Another part of the explanation is connected to low interest rates: the housing boom. That was both the creation of low rates (because it reduced the burden of servicing the debt) but also the justification for further borrowing because rising prices made getting into debt a sensible financial decision.

Finally we have had security of employment: along with sustained growth has come a sustained large expansion of the job market. This has underpinned people's confidence in borrowing - that they can if necessary earn their way out of trouble.

So why has the consumer debt come back? Here I think it is largely the impact of higher interest rates. Remember the stock of debt is still growing; it is simply growing at a slower rate. But I suspect that as rates go up further there will be more of a scramble to clear consumer debt, particularly as the institutions offering mortgages see this as a growth market. A lot of people may simply be paying off credit cards by increasing their mortgages, which carries the risk of losing one's home but since the interest rate is much lower, reduces the monthly servicing bill.

There is, however, another factor at work: the fact that real post-tax incomes have stopped rising, as the bottom graph shows. While we were getting richer, we did not mind borrowing more. Now we are not, or at least not much, maybe we are tending to be a bit more careful. As rising taxes and the sharp increase in the price of essential items such as fuel bites into our monthly budgets, we realise that it is not a great idea to run up further debts.

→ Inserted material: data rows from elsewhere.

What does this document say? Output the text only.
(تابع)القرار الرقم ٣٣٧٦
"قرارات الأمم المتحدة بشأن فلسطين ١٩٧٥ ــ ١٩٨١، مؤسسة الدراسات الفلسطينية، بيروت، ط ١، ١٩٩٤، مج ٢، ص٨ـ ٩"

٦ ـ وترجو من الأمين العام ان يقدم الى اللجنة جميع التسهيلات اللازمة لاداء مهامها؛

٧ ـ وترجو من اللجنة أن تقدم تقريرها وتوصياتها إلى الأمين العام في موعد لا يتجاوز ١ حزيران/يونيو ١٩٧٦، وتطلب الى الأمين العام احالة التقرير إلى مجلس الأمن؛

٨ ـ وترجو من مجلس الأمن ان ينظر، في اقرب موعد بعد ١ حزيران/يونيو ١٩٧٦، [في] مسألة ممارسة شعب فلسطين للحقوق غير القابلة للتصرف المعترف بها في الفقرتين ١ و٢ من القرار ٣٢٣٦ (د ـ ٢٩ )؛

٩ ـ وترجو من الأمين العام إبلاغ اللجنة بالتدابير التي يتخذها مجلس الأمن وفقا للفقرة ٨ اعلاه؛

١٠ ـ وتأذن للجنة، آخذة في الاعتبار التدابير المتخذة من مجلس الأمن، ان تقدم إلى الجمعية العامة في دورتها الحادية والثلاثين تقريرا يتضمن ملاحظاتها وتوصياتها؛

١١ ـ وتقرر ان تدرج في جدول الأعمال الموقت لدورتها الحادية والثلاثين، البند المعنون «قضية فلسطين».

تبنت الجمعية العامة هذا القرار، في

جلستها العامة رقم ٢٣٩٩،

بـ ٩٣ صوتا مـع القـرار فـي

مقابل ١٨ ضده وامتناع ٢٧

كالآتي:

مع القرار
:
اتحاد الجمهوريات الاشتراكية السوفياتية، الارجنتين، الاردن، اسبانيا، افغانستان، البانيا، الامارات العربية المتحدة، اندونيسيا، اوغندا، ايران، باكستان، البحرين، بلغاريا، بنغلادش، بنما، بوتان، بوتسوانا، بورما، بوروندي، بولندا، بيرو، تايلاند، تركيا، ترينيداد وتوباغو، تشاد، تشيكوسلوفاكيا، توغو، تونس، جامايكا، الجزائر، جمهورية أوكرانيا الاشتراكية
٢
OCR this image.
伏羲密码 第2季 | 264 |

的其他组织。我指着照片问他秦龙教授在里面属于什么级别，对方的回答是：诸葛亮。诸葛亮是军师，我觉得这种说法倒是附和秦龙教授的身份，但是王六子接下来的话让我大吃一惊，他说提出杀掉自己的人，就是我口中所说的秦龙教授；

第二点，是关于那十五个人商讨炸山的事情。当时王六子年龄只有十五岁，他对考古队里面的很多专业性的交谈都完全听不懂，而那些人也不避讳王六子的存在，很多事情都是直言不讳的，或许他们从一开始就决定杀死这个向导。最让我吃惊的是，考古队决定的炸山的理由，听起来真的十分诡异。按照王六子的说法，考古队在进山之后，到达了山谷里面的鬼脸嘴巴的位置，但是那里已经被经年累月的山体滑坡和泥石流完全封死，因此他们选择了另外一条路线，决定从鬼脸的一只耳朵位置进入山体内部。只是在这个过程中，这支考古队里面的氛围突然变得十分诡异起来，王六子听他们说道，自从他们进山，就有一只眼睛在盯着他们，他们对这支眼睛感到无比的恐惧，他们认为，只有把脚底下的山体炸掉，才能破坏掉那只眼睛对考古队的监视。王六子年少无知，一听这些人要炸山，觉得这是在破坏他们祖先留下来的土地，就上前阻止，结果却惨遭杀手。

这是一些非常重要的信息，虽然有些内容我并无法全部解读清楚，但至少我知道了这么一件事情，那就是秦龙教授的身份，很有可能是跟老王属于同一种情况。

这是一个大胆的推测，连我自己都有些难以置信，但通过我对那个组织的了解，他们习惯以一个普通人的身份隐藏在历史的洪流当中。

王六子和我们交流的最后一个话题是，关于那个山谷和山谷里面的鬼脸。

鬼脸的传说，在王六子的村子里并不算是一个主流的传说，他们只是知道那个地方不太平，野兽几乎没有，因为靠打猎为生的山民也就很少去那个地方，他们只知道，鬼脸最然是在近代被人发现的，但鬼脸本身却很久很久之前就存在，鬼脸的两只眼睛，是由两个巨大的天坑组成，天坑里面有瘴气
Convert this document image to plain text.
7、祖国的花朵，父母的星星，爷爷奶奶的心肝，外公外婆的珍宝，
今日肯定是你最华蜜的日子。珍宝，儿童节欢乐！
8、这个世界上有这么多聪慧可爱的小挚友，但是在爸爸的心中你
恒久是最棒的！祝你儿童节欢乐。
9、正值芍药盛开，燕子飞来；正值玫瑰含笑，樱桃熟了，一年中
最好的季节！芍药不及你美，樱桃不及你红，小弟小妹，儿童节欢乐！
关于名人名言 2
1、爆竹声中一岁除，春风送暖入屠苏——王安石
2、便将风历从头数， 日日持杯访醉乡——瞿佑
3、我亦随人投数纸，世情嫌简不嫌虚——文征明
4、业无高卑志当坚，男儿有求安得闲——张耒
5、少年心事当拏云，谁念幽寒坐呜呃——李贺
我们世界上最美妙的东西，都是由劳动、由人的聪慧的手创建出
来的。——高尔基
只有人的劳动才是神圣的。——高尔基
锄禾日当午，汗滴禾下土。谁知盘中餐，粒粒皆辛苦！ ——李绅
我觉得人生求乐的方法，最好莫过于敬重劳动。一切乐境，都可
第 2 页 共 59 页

Or at least that is the best explanation I can manage. I think there is an attitudinal shift taking place towards what might be called frivolous borrowing. There has been a problem of the interaction between the credit providers, who should carry some of the blame for showering credit on people, particularly the young, and the slightly happy-go-lucky "I want it now" consumerism of the late 1990s and early 2000s.

We have over the past couple of decades gone from a world where it was quite hard for lowish-earners to get easy credit to one where it is easy and it has taken a while for attitudes to catch up with these extended opportunities. But we are catching up now.

Are we adjusting in time for the next "stress-test"?

Um. Well, that depends on the pace and duration of the coming rise in rates, what happens to growth and the labour market and how well the financial institutions manage their way through what will be a worsening debt situation.

We are not going back to very high rates. In this age of low inflation, the absolute ceiling on short-term rates will, I think, be what was during the 19th and the first half of the 20th century the crisis rate: 7 per cent.

But that would hurt a lot. Growth? It is OK now and will be for the next 18 months, maybe longer. Jobs? The upward creep of unemployment may continue through next year. While it is hard to see it really hitting damaging levels, for some individuals times will indeed be tough. And managing the debt mountain? I hope that the financial institutions will do better than they did in the early 1990s when they requisitioned a lot of houses unnecessarily.

My guess is that unless house prices really bomb there is not an overall macroeconomic debt crisis hanging over us. But there is a crisis for some individual borrowers and that needs to be tacked sensitively and determinedly in the months ahead.